Dur dur, il va falloir alors rendre votre travail intéressant, vous en aurez vite assez de la routine, vous réclamerez des formations, des possibilités d'évolutions, de meilleures conditions de travail.... Toutes ces éléments si difficiles à mettre en oeuvre! C'est qu'il faut se creuser le ciboulot pour rendre ses employés heureux, alors qu'un petit chèque de temps en temps c'est tellement plus simple!
Alors oui, je comprends que face à de telles exigences, face à ces regards critiques, qui vous soupèsent, qui évaluent si (comme pour les jeux d'enfants) le petit cube risque de ne pas passer dans l'emplacement carré, si vous intégrerez facilement l'équipe en place, on puisse avoir les mains qui tremblent, le sourire hésitant et la combativité dans les chaussettes.
Bien sûr que je ne prône pas l'embauche à tout crin, on ne fera jamais d'un haltérophile une danseuse de balai (quoique avec ces nouveaux aspirateurs! lol!). Mais lorsque l'on parle de respect envers les anciens, pourquoi renier leur expérience, pourquoi craindre la transmission du savoir?
L'intelligence du coeur n'a pas d'âge mais parfois l'on se dit que certains n'ont jamais grandit.

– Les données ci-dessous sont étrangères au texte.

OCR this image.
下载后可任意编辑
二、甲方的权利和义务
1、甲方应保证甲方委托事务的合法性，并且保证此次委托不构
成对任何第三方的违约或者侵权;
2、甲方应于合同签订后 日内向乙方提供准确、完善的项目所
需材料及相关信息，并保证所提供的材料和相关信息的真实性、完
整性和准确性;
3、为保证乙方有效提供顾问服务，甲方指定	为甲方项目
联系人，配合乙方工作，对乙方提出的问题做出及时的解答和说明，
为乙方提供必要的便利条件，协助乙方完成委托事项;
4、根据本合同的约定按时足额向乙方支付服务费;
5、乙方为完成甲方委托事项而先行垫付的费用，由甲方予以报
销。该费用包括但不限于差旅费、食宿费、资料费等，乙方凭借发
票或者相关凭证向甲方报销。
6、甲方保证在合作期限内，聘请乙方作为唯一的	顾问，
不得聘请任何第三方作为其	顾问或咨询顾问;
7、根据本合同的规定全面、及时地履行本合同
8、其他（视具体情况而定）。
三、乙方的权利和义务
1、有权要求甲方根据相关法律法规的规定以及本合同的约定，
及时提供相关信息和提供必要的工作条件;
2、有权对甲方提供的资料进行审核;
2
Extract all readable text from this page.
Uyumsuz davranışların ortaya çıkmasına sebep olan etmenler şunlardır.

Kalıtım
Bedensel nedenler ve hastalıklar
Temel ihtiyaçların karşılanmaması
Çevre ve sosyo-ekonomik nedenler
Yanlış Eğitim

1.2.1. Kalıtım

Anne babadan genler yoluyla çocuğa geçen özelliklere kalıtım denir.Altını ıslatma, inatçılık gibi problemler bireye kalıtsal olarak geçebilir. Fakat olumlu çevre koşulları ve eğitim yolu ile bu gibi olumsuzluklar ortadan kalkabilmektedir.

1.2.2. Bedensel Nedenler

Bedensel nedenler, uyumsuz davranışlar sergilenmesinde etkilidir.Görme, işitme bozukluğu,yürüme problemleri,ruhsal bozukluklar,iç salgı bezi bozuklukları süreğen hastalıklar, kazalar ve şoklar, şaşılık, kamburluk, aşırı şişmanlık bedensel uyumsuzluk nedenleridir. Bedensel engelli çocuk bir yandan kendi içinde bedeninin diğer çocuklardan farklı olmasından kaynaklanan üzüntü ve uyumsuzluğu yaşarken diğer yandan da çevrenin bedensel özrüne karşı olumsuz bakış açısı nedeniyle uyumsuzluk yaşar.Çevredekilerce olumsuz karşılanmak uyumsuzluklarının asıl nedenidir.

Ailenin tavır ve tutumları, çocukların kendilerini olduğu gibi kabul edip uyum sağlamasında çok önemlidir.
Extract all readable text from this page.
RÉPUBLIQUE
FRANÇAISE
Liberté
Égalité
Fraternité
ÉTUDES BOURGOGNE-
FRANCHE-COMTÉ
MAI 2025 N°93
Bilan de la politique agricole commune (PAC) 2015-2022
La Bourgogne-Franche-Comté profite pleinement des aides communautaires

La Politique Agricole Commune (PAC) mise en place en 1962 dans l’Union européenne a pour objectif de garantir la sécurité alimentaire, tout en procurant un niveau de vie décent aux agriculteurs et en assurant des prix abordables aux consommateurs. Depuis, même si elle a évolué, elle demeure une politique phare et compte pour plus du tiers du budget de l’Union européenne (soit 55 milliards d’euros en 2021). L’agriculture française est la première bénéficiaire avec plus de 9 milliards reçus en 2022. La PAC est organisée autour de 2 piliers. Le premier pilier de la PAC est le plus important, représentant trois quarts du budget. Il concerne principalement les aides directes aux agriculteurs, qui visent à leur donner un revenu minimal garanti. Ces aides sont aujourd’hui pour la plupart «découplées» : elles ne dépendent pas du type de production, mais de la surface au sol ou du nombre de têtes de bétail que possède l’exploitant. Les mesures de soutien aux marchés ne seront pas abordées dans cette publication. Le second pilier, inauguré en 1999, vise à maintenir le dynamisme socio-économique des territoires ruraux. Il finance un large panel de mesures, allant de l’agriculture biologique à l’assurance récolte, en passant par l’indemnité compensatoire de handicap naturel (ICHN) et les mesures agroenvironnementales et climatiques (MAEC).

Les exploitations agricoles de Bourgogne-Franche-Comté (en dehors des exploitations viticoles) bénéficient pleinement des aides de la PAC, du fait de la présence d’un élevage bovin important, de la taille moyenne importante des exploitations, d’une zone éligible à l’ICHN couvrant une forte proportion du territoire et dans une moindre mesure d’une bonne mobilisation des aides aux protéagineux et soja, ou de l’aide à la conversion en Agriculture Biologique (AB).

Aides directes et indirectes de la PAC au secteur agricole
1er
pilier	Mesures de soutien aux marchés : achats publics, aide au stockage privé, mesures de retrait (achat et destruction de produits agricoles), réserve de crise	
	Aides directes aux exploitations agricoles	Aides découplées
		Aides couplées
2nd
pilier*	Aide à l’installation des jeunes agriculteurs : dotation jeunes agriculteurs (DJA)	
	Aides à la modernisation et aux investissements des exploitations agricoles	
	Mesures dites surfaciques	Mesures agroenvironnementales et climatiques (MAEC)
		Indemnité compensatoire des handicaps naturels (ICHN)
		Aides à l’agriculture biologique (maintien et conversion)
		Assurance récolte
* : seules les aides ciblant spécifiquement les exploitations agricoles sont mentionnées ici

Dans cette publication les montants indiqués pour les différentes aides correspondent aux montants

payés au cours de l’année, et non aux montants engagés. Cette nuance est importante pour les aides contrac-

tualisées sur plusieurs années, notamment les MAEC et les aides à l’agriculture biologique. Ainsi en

La faute au système vraiment?
Pas grand chose à ajouter.
Pourtant, même si je suis d'un natuel optimiste, j'avoue que sur certains points comme celui-ci, j'ai peu d'espoir...
Rédigé par : Hélianne | 30 septembre 2005 à 19:33
Très belle note, sur le fond et sur la forme. à consever
Rédigé par : razafindratsira | 30 septembre 2005 à 11:59
T'as raison et c'est bien dommage.
C'est pas faux non plus ton histoire de carottes.
C'est quand même bête que le seul endroit où l'on ne se lasse pas des vieux ce soit.... la politique.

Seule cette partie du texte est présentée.